Digicam History

During my travels to France my third year at Stanford University, I had brought along my family’s film-based camera.

The first camera that I could call my own was digital, an Agfa ePhoto 1680 (pictured below). The 1680 is a 1.3 megapixel camera with a very handy swivel lens design that makes it a snap to compose great over-the-head shots and self-portraits. This camera design does have one drawback—it’s too big and bulky to tote around on a daily basis. Overall, though, the 1680 has served me well for over a year and a half, from October 1998 to June, 2000.

In the middle of 2000, I purchased my second digital camera, a Canon PowerShot S100 Digital Elph (pictured above), currently the smallest megapixel digicam on the market today! This is an amazingly small and eminently pocketable camera that I take with me everywhere I go.

To help position my camera better, I purchased a Q-Pod mini mini, a multipurpose tripod made by Giotto Industrial. It’s a handy little tripod that makes positioning my pictures a cinch!

On October 30, 2000, I received a brand-new Canon D30. Now this is one beautiful camera. With this purchase, I’ve reached a new level of commitment to digital photography. The point and shoot days are going the way of the dodo with the D30, though I’ll still take the S100 to places where the D30 just doesn’t make sense.

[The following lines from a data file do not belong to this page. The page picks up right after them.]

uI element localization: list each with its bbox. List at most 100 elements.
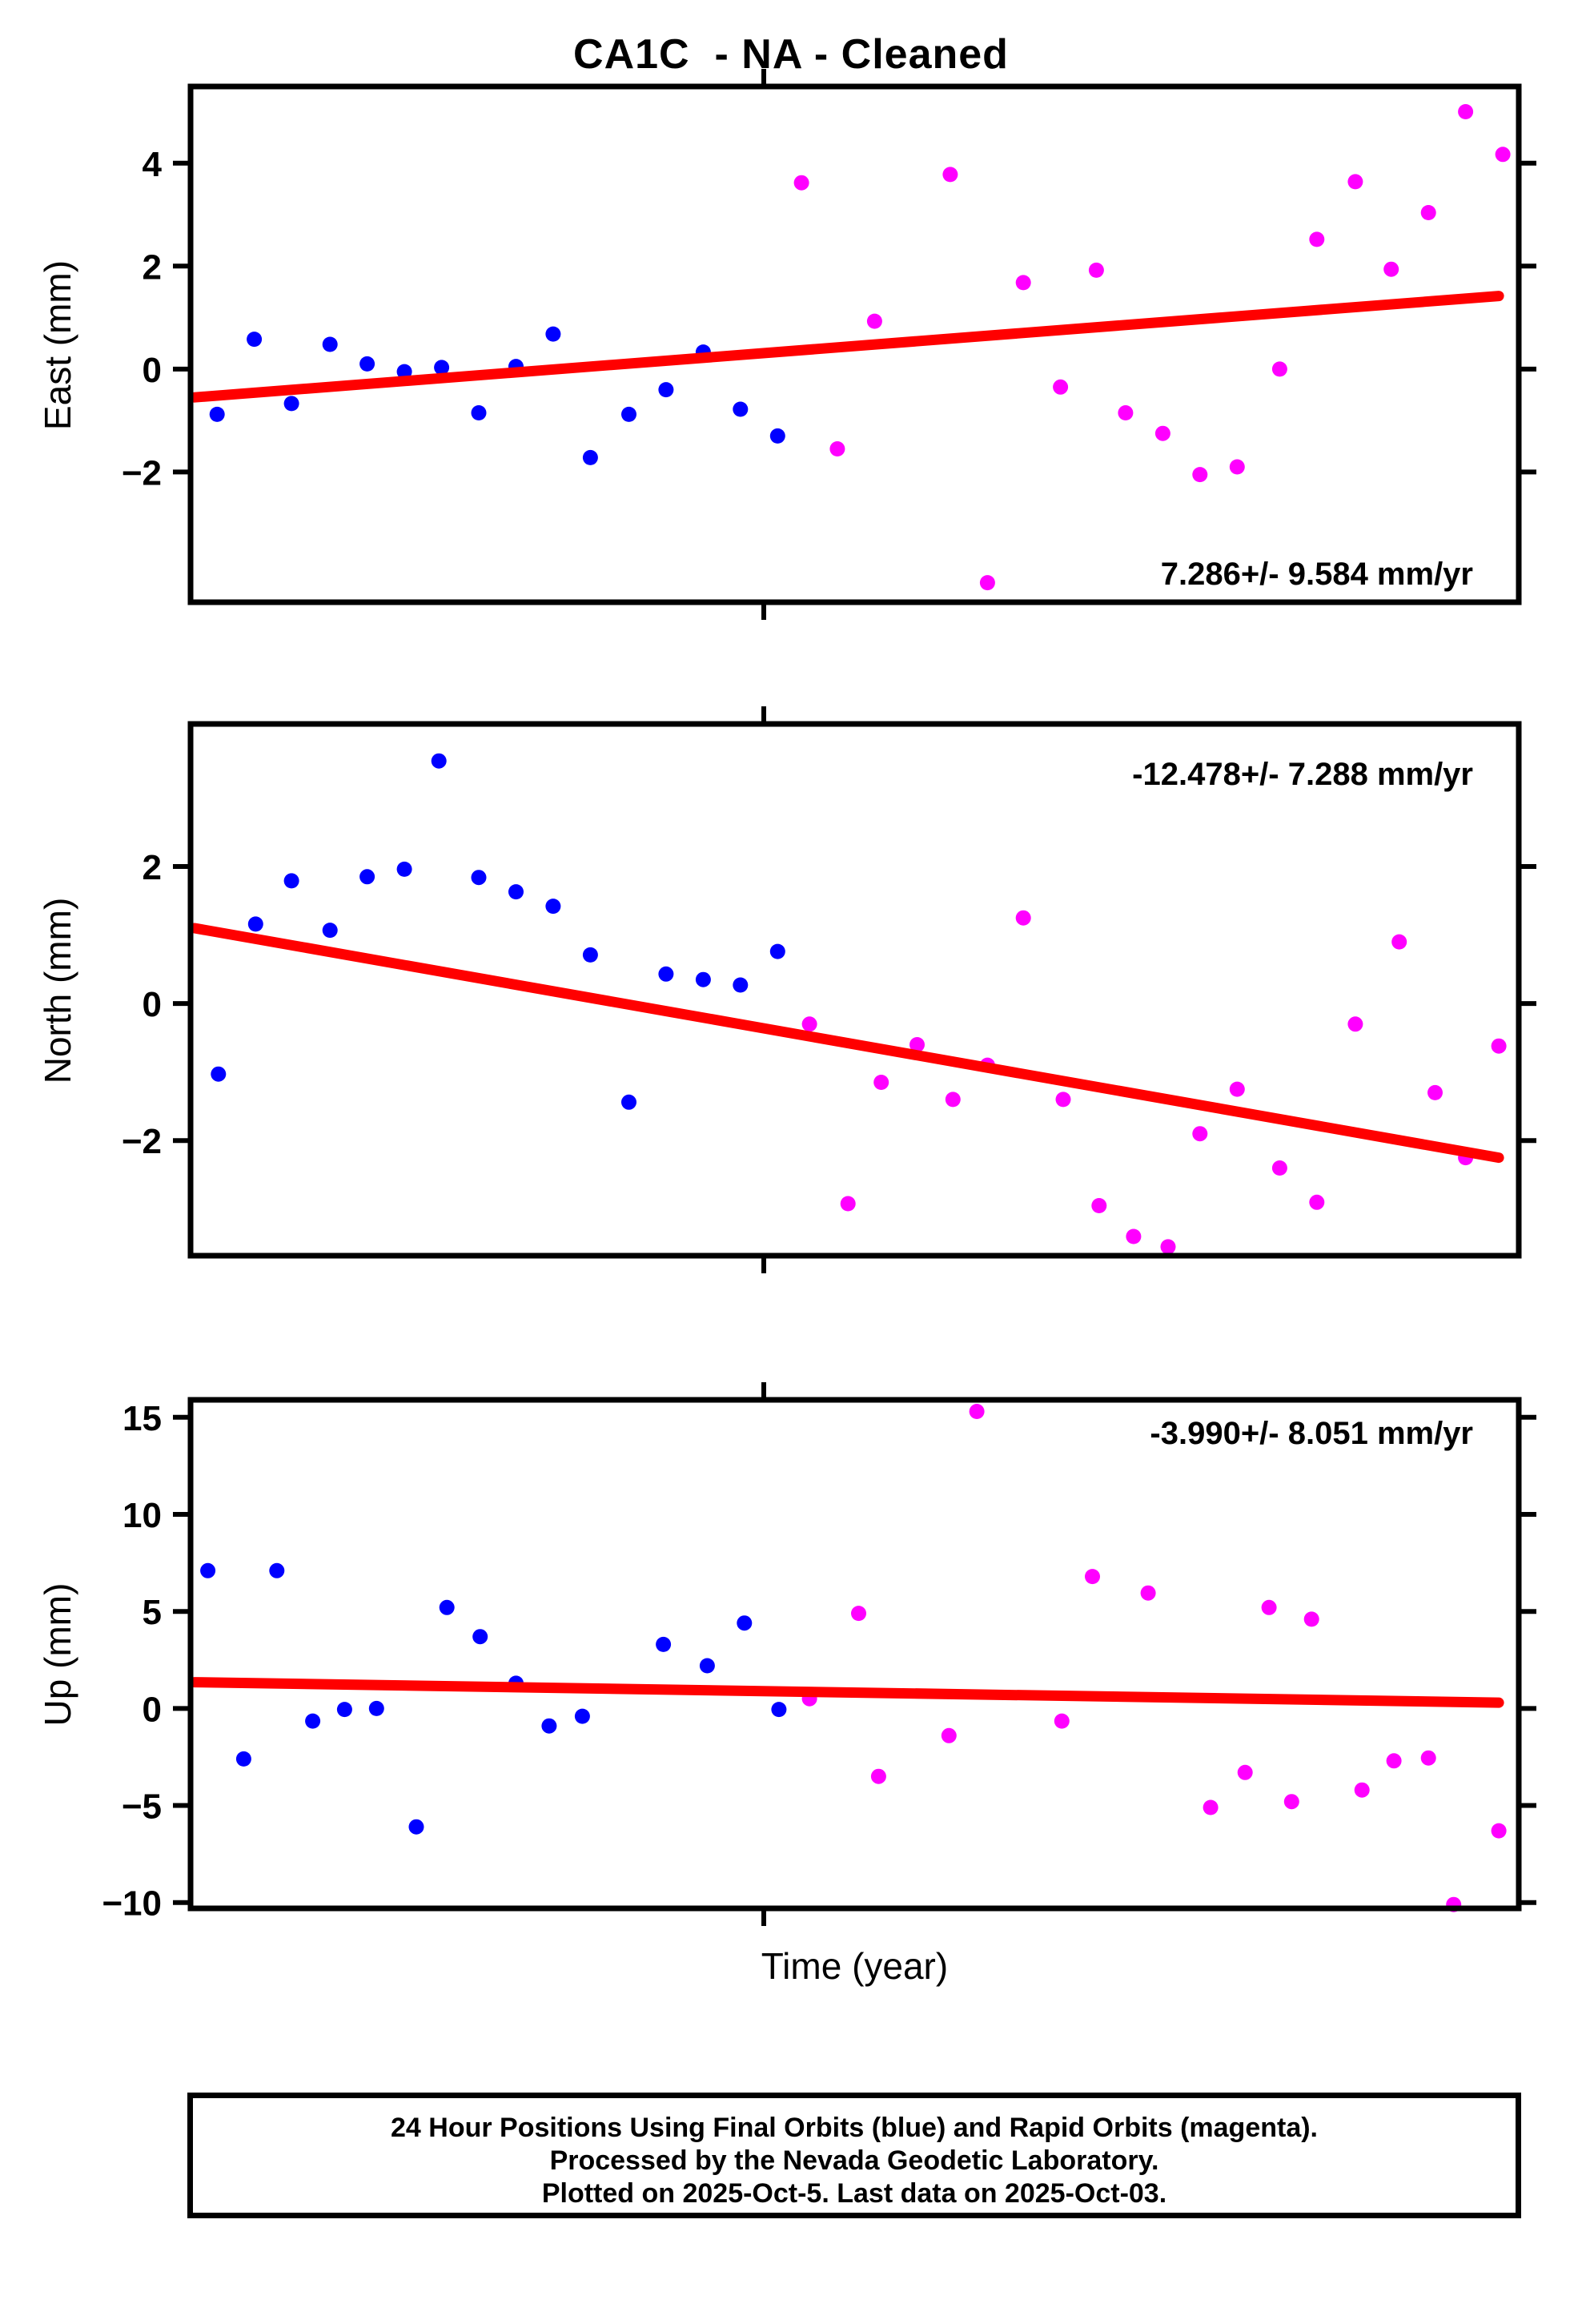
data-point-rapid-orbits	[1458, 104, 1474, 119]
data-point-rapid-orbits	[1126, 1228, 1142, 1244]
data-point-final-orbits	[283, 396, 299, 412]
data-point-rapid-orbits	[1283, 1794, 1299, 1810]
data-point-final-orbits	[508, 884, 524, 900]
data-point-rapid-orbits	[942, 167, 958, 183]
data-point-rapid-orbits	[1391, 934, 1407, 950]
footer-line-processed-by: Processed by the Nevada Geodetic Laborat…	[549, 2145, 1159, 2176]
data-point-final-orbits	[471, 870, 487, 886]
data-point-rapid-orbits	[829, 441, 845, 456]
data-point-rapid-orbits	[1271, 361, 1287, 377]
data-point-final-orbits	[471, 405, 487, 420]
data-point-final-orbits	[769, 428, 785, 444]
data-point-rapid-orbits	[1347, 174, 1363, 190]
data-point-rapid-orbits	[1055, 1092, 1071, 1108]
data-point-final-orbits	[574, 1708, 590, 1724]
y-tick-label-east: −2	[122, 453, 162, 493]
data-point-final-orbits	[771, 1702, 787, 1718]
data-point-rapid-orbits	[1271, 1160, 1287, 1176]
footer-line-orbits: 24 Hour Positions Using Final Orbits (bl…	[391, 2113, 1318, 2143]
data-point-final-orbits	[541, 1718, 557, 1734]
data-point-rapid-orbits	[870, 1768, 886, 1784]
data-point-rapid-orbits	[1261, 1599, 1277, 1615]
y-tick-label-north: 2	[143, 848, 162, 887]
data-point-final-orbits	[322, 923, 338, 939]
y-tick-label-north: 0	[143, 985, 162, 1024]
data-point-rapid-orbits	[793, 175, 809, 191]
data-point-rapid-orbits	[1091, 1198, 1107, 1213]
data-point-final-orbits	[396, 364, 412, 380]
rate-annotation-east: 7.286+/- 9.584 mm/yr	[1160, 557, 1473, 592]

On November 7, 2000, I won a raffle at the Stanford Palm Users Group meeting for a new Kodak PalmPix digital camera. This little camera attaches to the end of a Palm III or VII series organizer and takes pictures with a resolution of 640×480. All that being said, I think that I’m going to continue using my D30 as my main digital camera.

On December 17, 2001, I received the new Canon EOS-1D, which has become my new main photographic tool. I have since given away the Agfa ePhoto 1680 and the Canon PowerShot S100. I also sold the D30, leaving me with only the 1D, the Leica M2, and the Kodak PalmPix.

On October 22, 2002, I gave the Kodak PalmPix to Stanford Newton User Group member, Dave Strom. Dave is using a HandEra 330 and the Kodak PalmPix purportedly works with that handheld.